IstoÉ/PCS
Apesar da concessão de medidas emergenciais de proteção à mulher vítima de violência pelo Poder Judiciário, como proibição de contato do agressor e afastamento dele do lar, outras ações necessárias, como a definição de pensão alimentícia à vítima, não são deferidas, o que demonstra falhas na aplicação integral da Lei Maria da Penha, segundo a pesquisa O Papel do Judiciário na Concessão das Medidas Protetivas. O levantamento foi divulgado hoje (12) pelo Núcleo de Defesa da Mulher (Nudem) da Defensoria Pública do Estado do Rio de Janeiro (DPRJ).
O trabalho analisou 295 casos em que houve atuação da Defensoria Pública e foi verificado que em 67,46% houve a concessão de medidas protetivas e apenas em 13,9% os pedidos foram totalmente negados. Mas nenhum pedido relacionado à prestação de alimentos provisionais ou provisórios foi autorizado no juizado de violência doméstica.
Segundo a autora do trabalho, a socióloga e diretora de Estudos e Pesquisas da DPRJ, Carolina Haber, o objetivo da pesquisa foi dar um panorama para os defensores que atuam na área sobre como essas medidas estão sendo tratadas pelo Judiciário. “A gente verificou que as medidas protetivas concedidas acabam sendo sempre as mesmas, como afastamento do lar, e alguns pedidos nunca são concedidos, como o de alimentos, o que obriga a mulher vítima da violência a recorrer a outras esferas no Judiciário para resolver o problema dela, por exemplo, ir a uma vara de família.”
A partir desta constatação, a segunda etapa da pesquisa levantou nas varas de família os processos que tiveram a atuação do Nudem. Do total, 55% duraram entre 56 e 290 dias até a homologação e 28% foram extintos sem resolução do mérito. Apenas em um caso houve a decretação da prisão do acusado e a suspensão do direito de visitar os filhos.
“A gente verificou quanto tempo ela [mulher vítima] demora, por exemplo, para ter um pedido de alimentos concedido. A média é quatro meses. Olhando para as duas etapas, a gente vê que, primeiro, ela não tem esse tipo de pedido atendido nos juizados e precisa recorrer à vara de família. E na vara da família demora quatro meses.” A demora, segundo Carolina, piora a situação de vulnerabilidade das vítimas.

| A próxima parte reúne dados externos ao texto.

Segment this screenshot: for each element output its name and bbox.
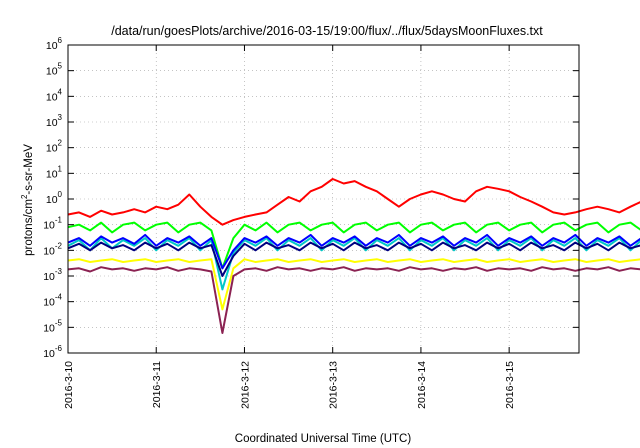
axis-ticks: 10-6 10-5 10-4 10-3 10-2 10-1 100 101 102 103 104 1… <box>43 36 579 409</box>
series-line-4 <box>67 233 640 270</box>
series-line-5 <box>67 241 640 277</box>
y-tick-label: 10-5 <box>43 318 62 334</box>
series-line-1 <box>67 178 640 226</box>
y-tick-label: 106 <box>46 36 63 52</box>
series-line-7 <box>67 266 640 334</box>
series-line-2 <box>67 221 640 270</box>
x-axis-label: Coordinated Universal Time (UTC) <box>235 433 412 445</box>
y-tick-label: 101 <box>46 164 63 180</box>
y-tick-label: 10-3 <box>43 267 62 283</box>
y-tick-label: 10-2 <box>43 241 62 257</box>
y-tick-label: 100 <box>46 190 63 206</box>
y-tick-label: 105 <box>46 62 63 78</box>
x-tick-label: 2016-3-10 <box>63 361 75 409</box>
series-line-6 <box>67 258 640 311</box>
x-tick-label: 2016-3-13 <box>328 361 340 409</box>
x-tick-label: 2016-3-15 <box>504 361 516 409</box>
chart-title: /data/run/goesPlots/archive/2016-03-15/1… <box>111 24 543 38</box>
x-tick-label: 2016-3-11 <box>151 361 163 408</box>
y-axis-label: protons/cm2-s-sr-MeV <box>20 144 35 256</box>
y-tick-label: 10-6 <box>43 344 62 360</box>
x-tick-label: 2016-3-14 <box>416 361 428 409</box>
y-tick-label: 103 <box>46 113 63 129</box>
y-tick-label: 10-1 <box>43 216 62 232</box>
y-tick-label: 104 <box>46 87 63 103</box>
y-tick-label: 10-4 <box>43 293 62 309</box>
series-line-3 <box>67 237 640 291</box>
x-tick-label: 2016-3-12 <box>239 361 251 409</box>
grid <box>68 45 579 353</box>
series-group <box>67 178 640 334</box>
y-tick-label: 102 <box>46 139 63 155</box>
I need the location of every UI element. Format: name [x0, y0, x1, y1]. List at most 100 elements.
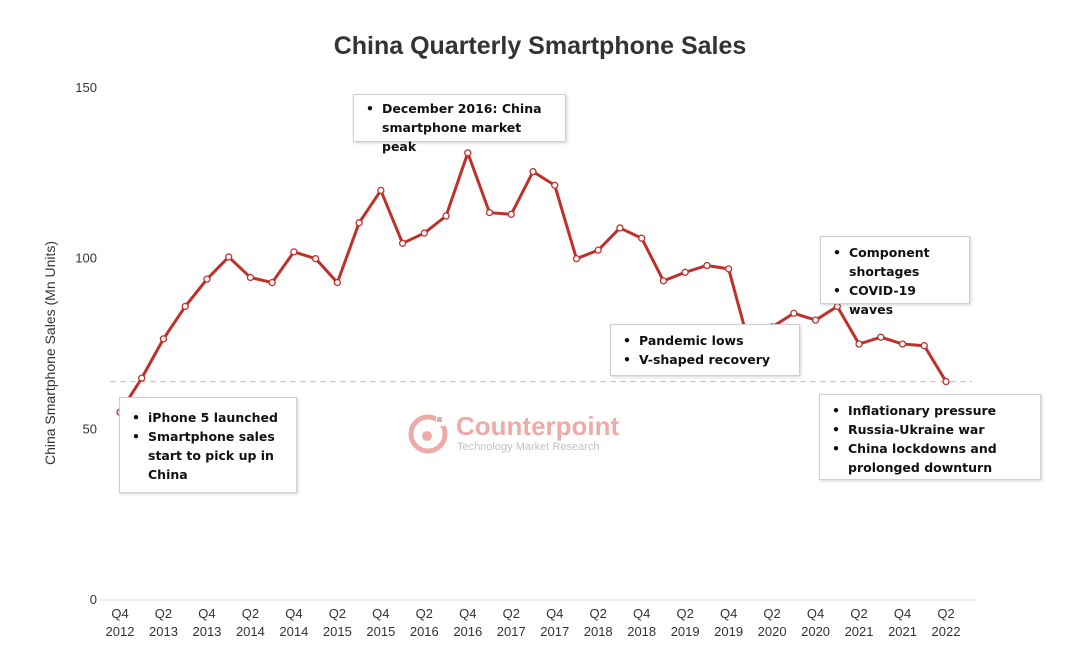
data-point: [811, 316, 820, 324]
logo-name: Counterpoint: [456, 411, 620, 441]
data-point: [724, 265, 733, 273]
y-tick-label: 150: [75, 80, 97, 95]
annotation-shortages: Component shortages COVID-19 waves: [820, 236, 970, 317]
data-point: [355, 219, 363, 227]
x-tick-label-quarter: Q4: [720, 606, 737, 621]
x-tick-label-quarter: Q4: [285, 606, 302, 621]
y-tick-label: 50: [83, 421, 97, 436]
data-point: [159, 335, 168, 343]
data-point: [877, 333, 885, 341]
x-tick-label-quarter: Q4: [372, 606, 389, 621]
data-point: [594, 246, 602, 254]
x-tick-label-quarter: Q2: [850, 606, 867, 621]
x-tick-label-quarter: Q2: [242, 606, 259, 621]
x-tick-label-quarter: Q2: [937, 606, 954, 621]
annotation-shortages-item: Component shortages: [827, 243, 963, 281]
x-tick-label-year: 2022: [932, 624, 961, 639]
x-tick-label-year: 2017: [497, 624, 526, 639]
x-tick-label-year: 2016: [410, 624, 439, 639]
x-tick-label-quarter: Q2: [676, 606, 693, 621]
data-point: [942, 377, 950, 386]
x-tick-label-quarter: Q4: [111, 606, 128, 621]
x-tick-label-year: 2018: [627, 624, 656, 639]
x-tick-label-year: 2013: [149, 624, 178, 639]
x-tick-label-year: 2020: [758, 624, 787, 639]
annotation-peak: December 2016: China smartphone market p…: [353, 94, 566, 154]
annotation-inflation-item: Russia-Ukraine war: [826, 420, 1034, 439]
x-tick-label-year: 2015: [323, 624, 352, 639]
data-point: [181, 302, 189, 311]
x-tick-label-year: 2019: [714, 624, 743, 639]
x-tick-label-year: 2013: [192, 624, 221, 639]
data-point: [290, 248, 298, 256]
data-point: [681, 268, 689, 276]
x-tick-label-quarter: Q4: [459, 606, 476, 621]
x-tick-label-year: 2014: [279, 624, 308, 639]
x-tick-label-quarter: Q2: [155, 606, 172, 621]
annotation-peak-item: December 2016: China smartphone market p…: [360, 99, 559, 156]
x-tick-label-year: 2021: [888, 624, 917, 639]
logo-tagline: Technology Market Research: [457, 441, 600, 453]
series-markers: [116, 149, 950, 416]
data-point: [659, 277, 668, 285]
x-tick-label-year: 2016: [453, 624, 482, 639]
annotation-iphone5-item: Smartphone sales start to pick up in Chi…: [126, 427, 290, 484]
data-point: [138, 374, 146, 382]
annotation-pandemic-item: Pandemic lows: [617, 331, 793, 350]
data-point: [790, 309, 798, 317]
x-tick-label-quarter: Q4: [198, 606, 215, 621]
annotation-iphone5: iPhone 5 launched Smartphone sales start…: [119, 397, 297, 493]
annotation-inflation: Inflationary pressure Russia-Ukraine war…: [819, 394, 1041, 480]
x-tick-label-quarter: Q2: [503, 606, 520, 621]
x-tick-label-quarter: Q2: [590, 606, 607, 621]
data-point: [268, 278, 276, 287]
annotation-iphone5-item: iPhone 5 launched: [126, 408, 290, 427]
x-tick-label-year: 2019: [671, 624, 700, 639]
x-tick-label-year: 2018: [584, 624, 613, 639]
y-tick-label: 100: [75, 251, 97, 266]
data-point: [485, 208, 494, 217]
data-point: [616, 224, 624, 232]
x-tick-label-quarter: Q4: [894, 606, 911, 621]
x-tick-label-quarter: Q2: [763, 606, 780, 621]
counterpoint-logo-icon: [408, 414, 448, 454]
data-point: [898, 340, 907, 348]
data-point: [377, 186, 385, 195]
annotation-pandemic-item: V-shaped recovery: [617, 350, 793, 369]
data-point: [703, 261, 711, 270]
data-point: [311, 255, 320, 263]
data-point: [855, 340, 863, 348]
data-point: [638, 234, 646, 242]
x-tick-label-quarter: Q2: [329, 606, 346, 621]
data-point: [225, 253, 233, 261]
x-tick-label-quarter: Q4: [807, 606, 824, 621]
y-axis-label: China Smartphone Sales (Mn Units): [42, 241, 58, 465]
annotation-inflation-item: China lockdowns and prolonged downturn: [826, 439, 1034, 477]
x-tick-label-quarter: Q4: [546, 606, 563, 621]
y-axis: 0 50 100 150: [75, 80, 97, 607]
annotation-shortages-item: COVID-19 waves: [827, 281, 963, 319]
data-point: [529, 167, 537, 176]
data-point: [246, 273, 255, 282]
x-axis: Q4 2012 Q2 2013 Q4 2013 Q2 2014 Q4 2014 Q2 2015 Q4 20…: [106, 606, 961, 639]
x-tick-label-quarter: Q2: [416, 606, 433, 621]
data-point: [507, 210, 515, 218]
x-tick-label-year: 2012: [106, 624, 135, 639]
data-point: [920, 342, 928, 350]
x-tick-label-year: 2017: [540, 624, 569, 639]
counterpoint-logo: Counterpoint Technology Market Research: [406, 410, 626, 460]
chart-title: China Quarterly Smartphone Sales: [334, 32, 747, 60]
annotation-pandemic: Pandemic lows V-shaped recovery: [610, 324, 800, 376]
data-point: [572, 255, 581, 263]
x-tick-label-year: 2014: [236, 624, 265, 639]
x-tick-label-year: 2021: [845, 624, 874, 639]
data-point: [442, 212, 450, 220]
data-point: [420, 229, 428, 237]
x-tick-label-year: 2015: [366, 624, 395, 639]
data-point: [203, 275, 211, 283]
x-tick-label-year: 2020: [801, 624, 830, 639]
annotation-inflation-item: Inflationary pressure: [826, 401, 1034, 420]
data-point: [551, 181, 559, 189]
y-tick-label: 0: [90, 592, 97, 607]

Para a diretora, a aplicação das mesmas medidas sempre demonstra que os juízes não se aprofundam nos casos. “Acaba não individualizando a situação da mulher, acaba que o juiz prefere dar as medidas mais fáceis de serem aplicadas, porque não demanda uma precessão mais profunda do caso por ele.”
Proteção limitada
De acordo com a coordenadora do Nudem, Arlanza Rebello, a Lei Maria da Penha precisa ser aplicada integralmente, o que não vem ocorrendo. “A Lei Maria da Penha pensa numa defesa integral a essa mulher. Hoje o que percebemos é que as medidas protetivas deferidas são medidas parciais. Notadamente proibição de aproximação, proibição de contato e, quando muito, afastamento do lar. Outras medidas previstas na Lei Maria da Penha, como alimentos provisórios, guarda provisória, revogação de procurações e outras que a mulher necessitar não têm sido analisadas pelo Judiciário, isso têm sido entendido como desnecessário, digamos assim.”
“O que a gente vê hoje é que até as medidas protetivas estão sendo encolhidas, existe um rol imenso de medidas protetivas e apenas três são as medidas deferidas”, acrescentou.
Este mês, quando se comemora o Dia do Defensor Público, no dia 19, a DPRJ promove uma série de debates sobre como melhorar a aplicabilidade da Lei Maria da Penha.
“Já fizemos um primeiro encontro sobre feminicídio, que muitas vezes são mortes anunciadas. Estamos discutindo o dever de proteção à mulher, que é um dever estatal, o Brasil, como signatário de tratados internacionais, assumiu. É uma resposta que a gente ainda não tem, estamos atuando, essa é uma discussão, de que maneira a gente pode dar mais efetividade à Lei Maria da Penha na proteção à mulher.”